EKBIS.CO, JAKARTA — Peternak ayam petelur atau layer kembali dihadapkan persoalan pelik karena harga jagung pakan yang makin tinggi sementara harga telur di tingkat konsumen anjlok di bawah biaya produksi. Hal tersebut disampaikan Ketua Koperasi Peternak Unggas Sejahtera Lokal Kendal, Suwardi dalam rapat dengar pendapat umum (RDPU) di Komisi IV DPR, Senin (18/9/2023). Suwardi sekaligus mewakili tujuh koperasi dan dua asosiasi peternak unggas yang mengalami masalah sama.
Ia menuturkan, harga jagung pakan dari para petani lokal kian mahal bahkan telah menyentuh Rp 7.500 per kg. Harga itu jauh lebih tinggi dari acuan yang ditetapkan dalam Peraturan Badan Pangan Nasional (Perbadan) Nomor 5 Tahun 2022 sebesar Rp 5.000 per kg di tingkat konsumen atau peternak.

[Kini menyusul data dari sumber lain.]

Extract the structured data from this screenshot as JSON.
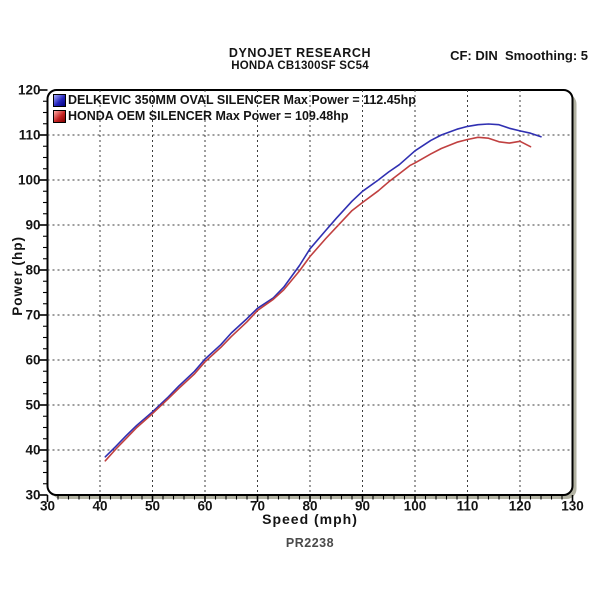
{
  "header": {
    "title": "DYNOJET RESEARCH",
    "subtitle": "HONDA CB1300SF SC54",
    "correction_info": "CF: DIN  Smoothing: 5"
  },
  "footer": {
    "run_id": "PR2238"
  },
  "chart_data": {
    "type": "line",
    "title": "",
    "xlabel": "Speed (mph)",
    "ylabel": "Power (hp)",
    "xlim": [
      30,
      130
    ],
    "ylim": [
      30,
      120
    ],
    "x_ticks": [
      30,
      40,
      50,
      60,
      70,
      80,
      90,
      100,
      110,
      120,
      130
    ],
    "y_ticks": [
      30,
      40,
      50,
      60,
      70,
      80,
      90,
      100,
      110,
      120
    ],
    "x_minor_step": 2,
    "y_minor_step": 2.5,
    "grid": "dashed major gridlines on",
    "grid_color": "#3d3d3d",
    "frame_color": "#000000",
    "shadow_color": "#b2b2a2",
    "legend_position": "top-left inside plot",
    "series": [
      {
        "name": "DELKEVIC 350MM OVAL SILENCER Max Power = 112.45hp",
        "short_name": "DELKEVIC 350MM OVAL SILENCER",
        "max_power_hp": 112.45,
        "color": "#3030b2",
        "x": [
          41,
          43,
          45,
          47,
          50,
          53,
          55,
          58,
          60,
          63,
          65,
          68,
          70,
          73,
          75,
          78,
          80,
          83,
          85,
          88,
          90,
          93,
          95,
          97,
          100,
          103,
          105,
          108,
          110,
          112,
          114,
          116,
          118,
          120,
          122,
          124
        ],
        "y": [
          38.5,
          40.8,
          43.2,
          45.5,
          48.5,
          51.8,
          54.2,
          57.5,
          60.2,
          63.4,
          66.0,
          69.2,
          71.5,
          73.8,
          76.2,
          81.0,
          84.7,
          88.8,
          91.5,
          95.3,
          97.5,
          100.0,
          101.8,
          103.4,
          106.5,
          108.8,
          110.0,
          111.3,
          111.9,
          112.3,
          112.45,
          112.3,
          111.5,
          110.9,
          110.4,
          109.6
        ]
      },
      {
        "name": "HONDA OEM SILENCER Max Power = 109.48hp",
        "short_name": "HONDA OEM SILENCER",
        "max_power_hp": 109.48,
        "color": "#c04040",
        "x": [
          41,
          43,
          45,
          47,
          50,
          53,
          55,
          58,
          60,
          63,
          65,
          68,
          70,
          73,
          75,
          78,
          80,
          83,
          85,
          88,
          90,
          93,
          95,
          97,
          99,
          100,
          103,
          105,
          108,
          110,
          112,
          114,
          116,
          118,
          120,
          122
        ],
        "y": [
          37.6,
          40.2,
          42.6,
          45.0,
          48.1,
          51.4,
          53.7,
          56.9,
          59.6,
          62.8,
          65.2,
          68.5,
          71.0,
          73.5,
          75.6,
          79.8,
          83.0,
          87.0,
          89.5,
          93.2,
          95.0,
          97.6,
          99.6,
          101.4,
          103.2,
          103.8,
          105.8,
          107.0,
          108.4,
          109.0,
          109.48,
          109.3,
          108.5,
          108.2,
          108.6,
          107.4
        ]
      }
    ]
  }
}
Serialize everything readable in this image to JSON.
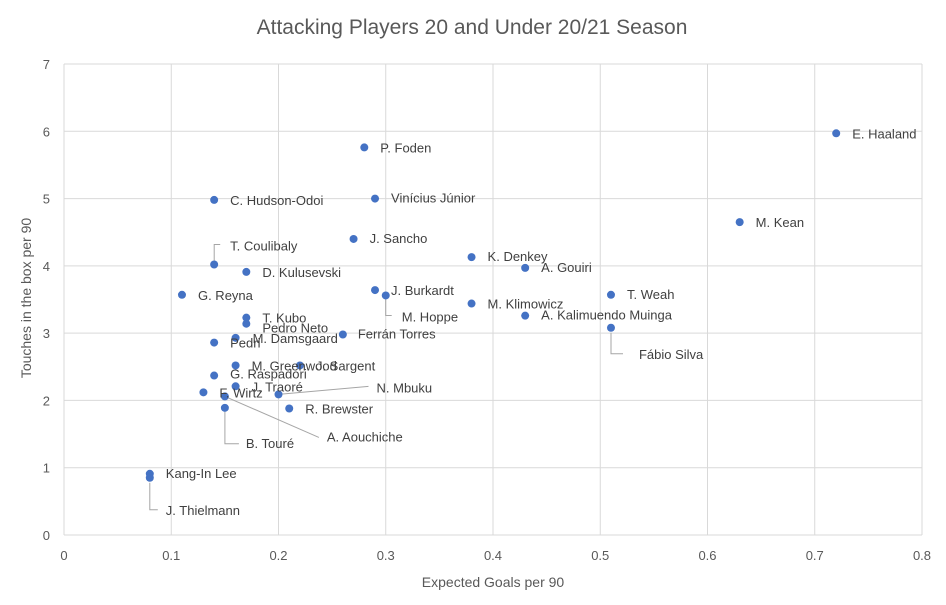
{
  "chart_data": {
    "type": "scatter",
    "title": "Attacking Players 20 and Under 20/21 Season",
    "xlabel": "Expected Goals per 90",
    "ylabel": "Touches in the box per 90",
    "xlim": [
      0,
      0.8
    ],
    "ylim": [
      0,
      7
    ],
    "xticks": [
      "0",
      "0.1",
      "0.2",
      "0.3",
      "0.4",
      "0.5",
      "0.6",
      "0.7",
      "0.8"
    ],
    "yticks": [
      "0",
      "1",
      "2",
      "3",
      "4",
      "5",
      "6",
      "7"
    ],
    "grid": true,
    "legend": "none",
    "marker_color": "#4472c4",
    "points": [
      {
        "label": "E. Haaland",
        "x": 0.72,
        "y": 5.97
      },
      {
        "label": "M. Kean",
        "x": 0.63,
        "y": 4.65
      },
      {
        "label": "P. Foden",
        "x": 0.28,
        "y": 5.76
      },
      {
        "label": "Vinícius Júnior",
        "x": 0.29,
        "y": 5.0
      },
      {
        "label": "C. Hudson-Odoi",
        "x": 0.14,
        "y": 4.98
      },
      {
        "label": "J. Sancho",
        "x": 0.27,
        "y": 4.4
      },
      {
        "label": "T. Coulibaly",
        "x": 0.14,
        "y": 4.02
      },
      {
        "label": "D. Kulusevski",
        "x": 0.17,
        "y": 3.91
      },
      {
        "label": "K. Denkey",
        "x": 0.38,
        "y": 4.13
      },
      {
        "label": "A. Gouiri",
        "x": 0.43,
        "y": 3.97
      },
      {
        "label": "G. Reyna",
        "x": 0.11,
        "y": 3.57
      },
      {
        "label": "J. Burkardt",
        "x": 0.29,
        "y": 3.64
      },
      {
        "label": "M. Hoppe",
        "x": 0.3,
        "y": 3.56
      },
      {
        "label": "M. Klimowicz",
        "x": 0.38,
        "y": 3.44
      },
      {
        "label": "T. Weah",
        "x": 0.51,
        "y": 3.57
      },
      {
        "label": "A. Kalimuendo Muinga",
        "x": 0.43,
        "y": 3.26
      },
      {
        "label": "Fábio Silva",
        "x": 0.51,
        "y": 3.08
      },
      {
        "label": "T. Kubo",
        "x": 0.17,
        "y": 3.23
      },
      {
        "label": "Pedro Neto",
        "x": 0.17,
        "y": 3.14
      },
      {
        "label": "Ferrán Torres",
        "x": 0.26,
        "y": 2.98
      },
      {
        "label": "M. Damsgaard",
        "x": 0.16,
        "y": 2.93
      },
      {
        "label": "Pedri",
        "x": 0.14,
        "y": 2.86
      },
      {
        "label": "M. Greenwood",
        "x": 0.16,
        "y": 2.52
      },
      {
        "label": "J. Sargent",
        "x": 0.22,
        "y": 2.52
      },
      {
        "label": "G. Raspadori",
        "x": 0.14,
        "y": 2.37
      },
      {
        "label": "J. Traoré",
        "x": 0.16,
        "y": 2.21
      },
      {
        "label": "F. Wirtz",
        "x": 0.13,
        "y": 2.12
      },
      {
        "label": "N. Mbuku",
        "x": 0.2,
        "y": 2.09
      },
      {
        "label": "A. Aouchiche",
        "x": 0.15,
        "y": 2.06
      },
      {
        "label": "B. Touré",
        "x": 0.15,
        "y": 1.89
      },
      {
        "label": "R. Brewster",
        "x": 0.21,
        "y": 1.88
      },
      {
        "label": "Kang-In Lee",
        "x": 0.08,
        "y": 0.91
      },
      {
        "label": "J. Thielmann",
        "x": 0.08,
        "y": 0.85
      }
    ]
  }
}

“Mulai Mei 2023, sudah Rp 6.000 per kg dan sampai hari ini sudah Rp 6.500 per kg yang diterima peternak. Itu bagi peternak yang bisa beli. Di poultry, harga jagung giling sudah Rp 7.000 per kg,” kata Suwardi di hadapan para anggota Komisi IV DPR.
Kenaikan harga jagung pakan akan sangat berpengaruh terhadap usaha peternakan layer. Pasalnya, harga pakan berkontribusi lebih dari 50 persen terhadap biaya produksi.
Suwardi mengatakan, sesuai acuan pemerintah dalam Perbadan 5 Tahun 2022, batas bawah harga telur di tingkat konsumen Rp 22 ribu per kg dan batas atas Rp 24 ribu per kg.
“Hari ini, harga sudah Rp 20.500 terutama di Blitar. Jadi, peternak sudah tanggung rugi. Hari ini harusnya, harga pokok produksi Rp 24.700 per kg, itu baru peternak bisa hidup dengan kondisi harga jagung saat ini,” ujar Suwardi.
Melihat kondisi itu, pihaknya mengharapkan agar DPR bersama pemerintah bisa mengatasi persoalan tingginya harga jagung. Peternak layer pun tak ingin para petani jagung merugi. Namun di sisi lain ia mengharapkan ada ketersediaan jagung yang cukup dengan harga terjangkau sesuai acuan pemerintah.
“Harga yang ditetapkan saya minta juga sesuai HAP (harga acuan penjualan/pembelian) agar petani juga hidup dan akhirnya nanti di hilir harga telur akan seimbang. Konsumen tidak akan berteriak-teriak sehingga tidak menimbulkan inflasi,” katanya.
Ia sekaligus mendata sedikitnya 4.245 peternak yang tergabung dalam asosiasi yang ia wakili dengan jumlah populasi ayam petelur mencapai 42 juta ekor. Jutaan populasi layer itu membutuhkan pasokan telur kurang lebih hingga 190 ribu ton.
“Tapi, kami tidak akan meminta 190 ribu ton, kami akan menjaga kearifan lokal di sekitar kita, jangan juga peternakan ini mematikan tetangga kami petani,” ujarnya.